Metaforicamente há que se pensar que quando um determinado secretário ou funcionário público promete providenciar a execução de um serviço ou obra reclamados pela população; marca data para que o “evento ocorra” e não cumpre o prometido no prazo ajustado, os do povo, sentindo-se prejudicado pela ineficiência seja lá de quem for, pode sim, rotular o ato como tendo sido um trote ou até mesmo entender a desídia como prática deliberada na adoção das tais fake news, o que é no mínimo, uma conduta inaceitável, deplorável!

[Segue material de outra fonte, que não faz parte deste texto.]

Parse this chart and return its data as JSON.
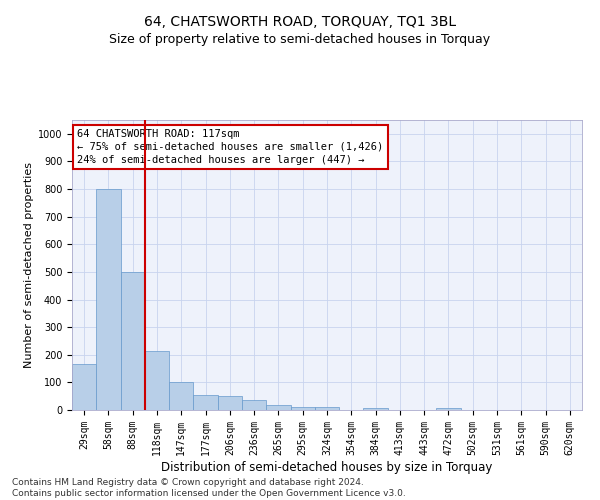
{
  "title": "64, CHATSWORTH ROAD, TORQUAY, TQ1 3BL",
  "subtitle": "Size of property relative to semi-detached houses in Torquay",
  "xlabel": "Distribution of semi-detached houses by size in Torquay",
  "ylabel": "Number of semi-detached properties",
  "footer": "Contains HM Land Registry data © Crown copyright and database right 2024.\nContains public sector information licensed under the Open Government Licence v3.0.",
  "categories": [
    "29sqm",
    "58sqm",
    "88sqm",
    "118sqm",
    "147sqm",
    "177sqm",
    "206sqm",
    "236sqm",
    "265sqm",
    "295sqm",
    "324sqm",
    "354sqm",
    "384sqm",
    "413sqm",
    "443sqm",
    "472sqm",
    "502sqm",
    "531sqm",
    "561sqm",
    "590sqm",
    "620sqm"
  ],
  "values": [
    165,
    800,
    500,
    215,
    100,
    55,
    50,
    35,
    18,
    12,
    10,
    0,
    8,
    0,
    0,
    8,
    0,
    0,
    0,
    0,
    0
  ],
  "bar_color": "#b8cfe8",
  "bar_edgecolor": "#6699cc",
  "vline_color": "#cc0000",
  "annotation_text": "64 CHATSWORTH ROAD: 117sqm\n← 75% of semi-detached houses are smaller (1,426)\n24% of semi-detached houses are larger (447) →",
  "annotation_box_edgecolor": "#cc0000",
  "annotation_box_facecolor": "#ffffff",
  "ylim": [
    0,
    1050
  ],
  "yticks": [
    0,
    100,
    200,
    300,
    400,
    500,
    600,
    700,
    800,
    900,
    1000
  ],
  "background_color": "#eef2fb",
  "grid_color": "#c8d4ee",
  "title_fontsize": 10,
  "subtitle_fontsize": 9,
  "tick_fontsize": 7,
  "ylabel_fontsize": 8,
  "xlabel_fontsize": 8.5,
  "footer_fontsize": 6.5,
  "ann_fontsize": 7.5
}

É claro que promessas de político ou de servidor público devem ser sempre recebidas com certa precaução, mas nos casos do descumprimento de suas obrigações assumidas, ainda que minimamente, quando estas estejam relacionadas à atendimentos básicos, todos entendidos como de direito da população, não há como se admitir a velha prática do trote por meio de desculpas esfarrapadas e mentirosas para se safar. Isto vale em qualquer área: da saúde, da execução ou não de obras, na negativa de informar com transparência sobre as ações de governo ou até mesmo na propaganda enganosa bastante utilizada quando se trata do anúncio de metas e planos de governo, antes é claro, das eleições.

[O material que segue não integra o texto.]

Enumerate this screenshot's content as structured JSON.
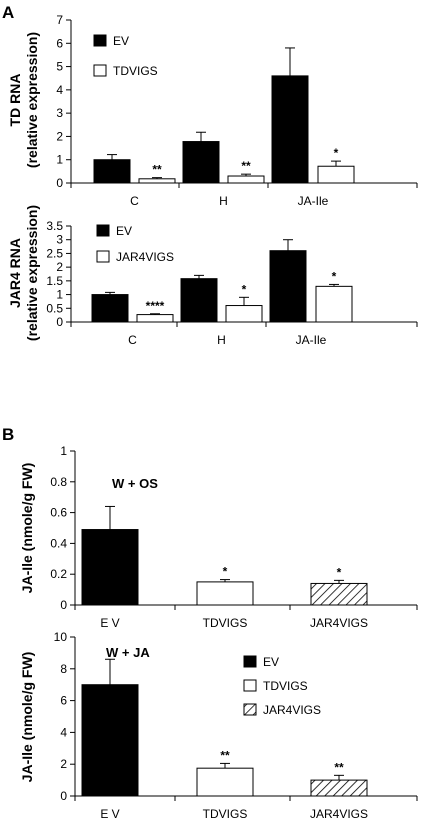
{
  "panel_labels": [
    "A",
    "B"
  ],
  "colors": {
    "ev": "#000000",
    "vigs": "#ffffff",
    "outline": "#000000",
    "hatch": "#000000"
  },
  "chart_data": [
    {
      "id": "td",
      "type": "bar",
      "ylabel_lines": [
        "TD RNA",
        "(relative expression)"
      ],
      "ylim": [
        0,
        7
      ],
      "yticks": [
        "0",
        "1",
        "2",
        "3",
        "4",
        "5",
        "6",
        "7"
      ],
      "categories": [
        "C",
        "H",
        "JA-Ile"
      ],
      "legend": [
        "EV",
        "TDVIGS"
      ],
      "series": [
        {
          "name": "EV",
          "fill": "black",
          "values": [
            1.0,
            1.78,
            4.6
          ],
          "err": [
            0.22,
            0.4,
            1.2
          ],
          "stars": [
            "",
            "",
            ""
          ]
        },
        {
          "name": "TDVIGS",
          "fill": "white",
          "values": [
            0.18,
            0.3,
            0.72
          ],
          "err": [
            0.05,
            0.08,
            0.22
          ],
          "stars": [
            "**",
            "**",
            "*"
          ]
        }
      ]
    },
    {
      "id": "jar4",
      "type": "bar",
      "ylabel_lines": [
        "JAR4 RNA",
        "(relative expression)"
      ],
      "ylim": [
        0,
        3.5
      ],
      "yticks": [
        "0",
        "0.5",
        "1",
        "1.5",
        "2",
        "2.5",
        "3",
        "3.5"
      ],
      "categories": [
        "C",
        "H",
        "JA-Ile"
      ],
      "legend": [
        "EV",
        "JAR4VIGS"
      ],
      "series": [
        {
          "name": "EV",
          "fill": "black",
          "values": [
            1.0,
            1.58,
            2.6
          ],
          "err": [
            0.08,
            0.12,
            0.4
          ],
          "stars": [
            "",
            "",
            ""
          ]
        },
        {
          "name": "JAR4VIGS",
          "fill": "white",
          "values": [
            0.27,
            0.6,
            1.3
          ],
          "err": [
            0.03,
            0.3,
            0.07
          ],
          "stars": [
            "****",
            "*",
            "*"
          ]
        }
      ]
    },
    {
      "id": "wos",
      "type": "bar",
      "condition": "W + OS",
      "ylabel_lines": [
        "JA-Ile (nmole/g FW)"
      ],
      "ylim": [
        0,
        1
      ],
      "yticks": [
        "0",
        "0.2",
        "0.4",
        "0.6",
        "0.8",
        "1"
      ],
      "categories": [
        "E V",
        "TDVIGS",
        "JAR4VIGS"
      ],
      "bars": [
        {
          "fill": "black",
          "value": 0.49,
          "err": 0.15,
          "star": ""
        },
        {
          "fill": "white",
          "value": 0.15,
          "err": 0.015,
          "star": "*"
        },
        {
          "fill": "hatch",
          "value": 0.14,
          "err": 0.02,
          "star": "*"
        }
      ]
    },
    {
      "id": "wja",
      "type": "bar",
      "condition": "W + JA",
      "ylabel_lines": [
        "JA-Ile (nmole/g FW)"
      ],
      "ylim": [
        0,
        10
      ],
      "yticks": [
        "0",
        "2",
        "4",
        "6",
        "8",
        "10"
      ],
      "categories": [
        "E V",
        "TDVIGS",
        "JAR4VIGS"
      ],
      "legend": [
        "EV",
        "TDVIGS",
        "JAR4VIGS"
      ],
      "bars": [
        {
          "fill": "black",
          "value": 7.0,
          "err": 1.6,
          "star": ""
        },
        {
          "fill": "white",
          "value": 1.75,
          "err": 0.3,
          "star": "**"
        },
        {
          "fill": "hatch",
          "value": 1.0,
          "err": 0.3,
          "star": "**"
        }
      ]
    }
  ]
}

Em qualquer governo ou nos demais Poderes, fatos supervenientes como escassez de recursos, intempéries climáticas, arrocho de legislações que exigem prazos inexequíveis para o atendimento burocrático de trâmites processuais e tantas outras desculpas sempre lembradas, podem e devem ser levados em consideração, mas jamais, devem justificar a leniência de certos governantes. Nada disto é álibi para o descumprimento de providências a serem tomadas por quem de direito, no caso os nossos “administradores”, eleitos para tal, quando a população exige. O mesmo vale para o descumprimento da lei maior, como ultimamente tem ocorrido lá nas esferas superiores da Justiça, onde a Constituição da República, que deveria ser por alguns guardada e defendida, tem sofrido modificações inaceitáveis, a partir do entendimento deste ou daquele “deus” escolhido a dedo para ocupar cargo lá naquele “Olimpo Tupiniquim”.

Voltando para a nossa seara, lembramos que tanto no Executivo como no Legislativo, o que temos visto ultimamente são alguns pronunciamentos e posicionamentos cujo resultado final tem sim, facilitado a proliferação descontrolada de promessas vãs e que, sabidamente, amanhã serão vistas como mais um trote aplicado ou, para ficar na moda, mais uma fake news que circula com carimbo de oficial.

Um, dois ou mais projetos, que acabam sendo aprovados após longo tempo de permanência na Casa Legislativa, submetidos a votação, aprovados e sancionados e que repentinamente são revogados, nos parece, poderiam sim ser listados e incluídos na lista de nossas fake news que, convenhamos, abrangendo um espectro mais amplo, já está enorme.
Mal comparada à “capivara” de um conhecido meliante, esta também se impressa, ocupará algumas folhas de Chamex.
Em tempo: Projeto de lei aprovado na segunda-feira dessa semana (22), pelo Legislativo determina a realização anual de atividade educacional visando impedir a prática de “trotes” que afetam os serviços do Corpo de Bombeiros, Samu e o atendimento policial (menos mal).